“Soykırım, genel anlamda konuşursak, milletin tüm üyelerinin kitlesel kırımlarla yok edildiği durumlar hariç, bir milletin anında yok edilmesi anlamına gelmek zorunda değil. Ulusal bir grubun yok olması niyetiyle grubun elzem yaşam kaynaklarının yok edilmesi amacını taşıyan çeşitli hareketlerden oluşan örgütlü bir planı ifade eder. Bu tür bir planın hedefi ulusal gruplara ait siyasi ve toplumsal kurumların, kültürün, dilin, milli hislerin, dinin ve iktisadi varlığın tahrip edilmesi ve bu gruplara dâhil kişilerin bireysel güvenlik, özgürlük, sağlık, onur ve hatta yaşamlarının yok edilmesidir.”
Raphael Lemkin
Dünyaya “Genocide” kelimesini kazandırmış olan Raphael Lemkin’in soykırım tanımı olan bu paragrafta onu bir katliamdan ayıran en önemli farkın planlı, örgütlü ve sistematik olması hiç de şaşırtıcı değildir. Böylesine planlı-sistematik vahşetlerin çağı olan 20. yüzyılın son soykırımı Orta Afrika’nın küçük ülkesi Ruanda’da gerçekleşti. Hem de tüm dünyada kapitalizmin sözde ebedi zaferinin kutlandığı, tarihin ve savaşların sonunun ilan edildiği bir dönemde. 1994 yılında…
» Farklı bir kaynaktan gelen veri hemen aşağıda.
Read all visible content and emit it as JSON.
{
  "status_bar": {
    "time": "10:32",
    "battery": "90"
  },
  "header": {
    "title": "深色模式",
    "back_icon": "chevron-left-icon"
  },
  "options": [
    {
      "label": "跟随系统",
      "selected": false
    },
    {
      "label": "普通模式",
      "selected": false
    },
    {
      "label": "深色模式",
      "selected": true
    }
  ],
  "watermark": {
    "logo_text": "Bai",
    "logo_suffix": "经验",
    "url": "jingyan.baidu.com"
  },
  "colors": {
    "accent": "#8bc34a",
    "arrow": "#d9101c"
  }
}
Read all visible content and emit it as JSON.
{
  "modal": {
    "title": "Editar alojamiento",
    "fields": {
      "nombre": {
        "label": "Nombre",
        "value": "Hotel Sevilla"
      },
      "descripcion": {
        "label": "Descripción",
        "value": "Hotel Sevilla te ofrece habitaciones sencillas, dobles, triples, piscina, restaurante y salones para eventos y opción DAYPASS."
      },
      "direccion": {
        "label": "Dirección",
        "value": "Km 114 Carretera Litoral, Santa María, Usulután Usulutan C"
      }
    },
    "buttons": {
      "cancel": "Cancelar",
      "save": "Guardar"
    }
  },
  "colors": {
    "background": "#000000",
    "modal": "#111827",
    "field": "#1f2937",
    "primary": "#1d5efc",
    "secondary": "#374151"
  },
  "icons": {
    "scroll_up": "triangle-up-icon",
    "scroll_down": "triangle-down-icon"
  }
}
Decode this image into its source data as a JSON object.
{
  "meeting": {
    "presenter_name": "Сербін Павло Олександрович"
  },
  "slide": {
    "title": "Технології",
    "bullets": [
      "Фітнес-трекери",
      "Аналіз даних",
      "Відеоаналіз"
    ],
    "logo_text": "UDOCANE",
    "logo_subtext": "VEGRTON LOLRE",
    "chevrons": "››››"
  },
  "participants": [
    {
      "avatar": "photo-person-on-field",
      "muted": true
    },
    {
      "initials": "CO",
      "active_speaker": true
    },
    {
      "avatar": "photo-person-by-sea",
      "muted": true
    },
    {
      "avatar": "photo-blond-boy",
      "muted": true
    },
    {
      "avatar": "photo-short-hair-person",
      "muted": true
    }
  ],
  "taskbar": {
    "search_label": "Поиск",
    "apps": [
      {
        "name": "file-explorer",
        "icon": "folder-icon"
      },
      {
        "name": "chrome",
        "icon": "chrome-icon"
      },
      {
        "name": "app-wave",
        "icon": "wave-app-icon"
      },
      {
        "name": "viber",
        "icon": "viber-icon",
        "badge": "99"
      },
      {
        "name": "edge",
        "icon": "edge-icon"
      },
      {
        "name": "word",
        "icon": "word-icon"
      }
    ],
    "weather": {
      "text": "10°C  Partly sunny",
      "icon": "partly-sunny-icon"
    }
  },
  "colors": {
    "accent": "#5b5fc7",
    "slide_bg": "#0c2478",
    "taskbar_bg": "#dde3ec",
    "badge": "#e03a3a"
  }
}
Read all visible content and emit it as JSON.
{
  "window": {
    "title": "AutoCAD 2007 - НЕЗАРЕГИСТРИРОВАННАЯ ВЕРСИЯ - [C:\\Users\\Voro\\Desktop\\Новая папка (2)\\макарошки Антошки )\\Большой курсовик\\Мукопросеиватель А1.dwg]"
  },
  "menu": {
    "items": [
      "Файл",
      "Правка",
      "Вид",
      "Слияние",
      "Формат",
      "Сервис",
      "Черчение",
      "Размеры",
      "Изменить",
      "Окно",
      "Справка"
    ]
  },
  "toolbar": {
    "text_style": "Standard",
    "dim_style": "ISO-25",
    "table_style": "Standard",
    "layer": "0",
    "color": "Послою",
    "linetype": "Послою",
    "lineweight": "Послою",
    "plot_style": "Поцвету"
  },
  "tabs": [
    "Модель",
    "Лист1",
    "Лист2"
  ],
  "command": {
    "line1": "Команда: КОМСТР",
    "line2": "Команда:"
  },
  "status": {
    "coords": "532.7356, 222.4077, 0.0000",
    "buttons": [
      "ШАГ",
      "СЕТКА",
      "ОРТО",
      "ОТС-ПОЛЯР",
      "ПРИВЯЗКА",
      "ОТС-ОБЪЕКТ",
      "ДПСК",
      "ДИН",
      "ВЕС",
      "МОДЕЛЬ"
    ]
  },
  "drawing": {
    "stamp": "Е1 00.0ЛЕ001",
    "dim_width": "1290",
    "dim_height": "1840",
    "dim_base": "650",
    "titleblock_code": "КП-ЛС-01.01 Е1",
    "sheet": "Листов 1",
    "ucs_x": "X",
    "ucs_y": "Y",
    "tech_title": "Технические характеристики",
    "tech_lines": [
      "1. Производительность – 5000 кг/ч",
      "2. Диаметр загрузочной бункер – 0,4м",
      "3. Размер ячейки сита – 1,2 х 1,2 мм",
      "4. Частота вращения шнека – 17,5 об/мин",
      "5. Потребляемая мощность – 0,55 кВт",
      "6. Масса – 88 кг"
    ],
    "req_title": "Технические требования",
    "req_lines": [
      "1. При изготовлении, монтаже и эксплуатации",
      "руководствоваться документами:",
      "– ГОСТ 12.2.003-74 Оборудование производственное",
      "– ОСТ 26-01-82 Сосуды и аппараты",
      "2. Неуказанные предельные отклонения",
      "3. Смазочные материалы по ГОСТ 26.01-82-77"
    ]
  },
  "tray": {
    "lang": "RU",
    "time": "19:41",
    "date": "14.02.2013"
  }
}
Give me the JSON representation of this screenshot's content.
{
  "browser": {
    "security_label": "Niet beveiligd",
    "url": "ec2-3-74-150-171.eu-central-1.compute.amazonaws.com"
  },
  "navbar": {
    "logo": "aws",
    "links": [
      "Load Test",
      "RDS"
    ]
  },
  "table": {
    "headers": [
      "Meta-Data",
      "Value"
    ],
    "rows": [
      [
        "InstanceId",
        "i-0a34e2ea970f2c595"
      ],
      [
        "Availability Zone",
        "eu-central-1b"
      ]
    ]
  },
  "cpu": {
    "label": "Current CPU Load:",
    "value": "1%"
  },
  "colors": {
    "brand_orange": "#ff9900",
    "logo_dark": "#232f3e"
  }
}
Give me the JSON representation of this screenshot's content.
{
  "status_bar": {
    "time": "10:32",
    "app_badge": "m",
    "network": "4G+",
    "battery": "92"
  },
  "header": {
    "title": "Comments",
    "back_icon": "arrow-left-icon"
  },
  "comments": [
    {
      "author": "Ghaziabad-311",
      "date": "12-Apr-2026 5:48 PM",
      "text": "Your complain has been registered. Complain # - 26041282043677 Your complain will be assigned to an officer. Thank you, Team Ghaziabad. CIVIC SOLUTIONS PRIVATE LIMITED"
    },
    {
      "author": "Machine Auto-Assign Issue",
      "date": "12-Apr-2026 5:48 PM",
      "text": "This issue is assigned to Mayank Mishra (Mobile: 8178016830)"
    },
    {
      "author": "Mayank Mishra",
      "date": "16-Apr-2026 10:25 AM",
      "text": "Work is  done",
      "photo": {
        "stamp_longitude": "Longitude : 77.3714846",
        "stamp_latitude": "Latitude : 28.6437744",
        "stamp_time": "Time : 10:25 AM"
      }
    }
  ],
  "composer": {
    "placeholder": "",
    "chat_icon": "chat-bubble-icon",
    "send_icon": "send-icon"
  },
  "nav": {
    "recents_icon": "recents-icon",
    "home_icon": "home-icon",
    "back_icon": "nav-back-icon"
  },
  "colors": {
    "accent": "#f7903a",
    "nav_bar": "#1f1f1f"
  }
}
Böyle planlı kitlesel yok oluşlar birden oluşmaz, önce ayak sesleri duyulur. Çünkü altında derin tarihsel, toplumsal ve politik gerilimler vardır. İşte bu gerilimleri eken emperyalizmin biçtiği bir soykırım hikâyesidir bu ve 1931 yılından başlar.
Soykırıma giden yol
Birinci Dünya Savaşı sonrası Ruanda’yı Almanlardan alarak sömürgeleştiren Belçika, bölgede denetimini ve nüfuzunu arttırmak amacıyla despotik ve oligarşik bir yönetim biçiminin temellerini atmıştı. Bunun için de ilk iş olarak 1931 yılında ülkedeki her insanın kimliğine daha önceleri etnik bir kimlik olarak görülmeyen Hutu veya Tutsi yazılma zorunluluğu getirildi. Oysa büyük tropikal Orta Afrika’nın Bantu dili konuşan halklarının bir kabilesiydi Hutular. Tutsiler ise bu engebeli coğrafyada az sayıdaki tarımla uğraşan insan için kullanılan sosyal bir tabakayı belirten kelimeydi. Ortada var olan elbette ki sınıflı bir toplumdu ama aynı kültüre, dile ve yaşam alanına bağlı bir halk söz konusuydu. Belçika, uzun boylu, ince burunlu ve yapılı olan insanlara Tutsi; kısa ve yayvan burunlulara Hutu adını vererek bu ayrımı sözde ırksal bir temelde genelleştirdi. Dönemin Avrupa’sındaki faşizm dalgasından da gücünü alan bu ayrım, toplumsal sınıf farklılıklarını kafatasçı bir mantıkla ırk temelinde ayırmak gibi tehlikeli bir işi başlattı. Herhalde soykırım için daha iyi bir temel atılamazdı.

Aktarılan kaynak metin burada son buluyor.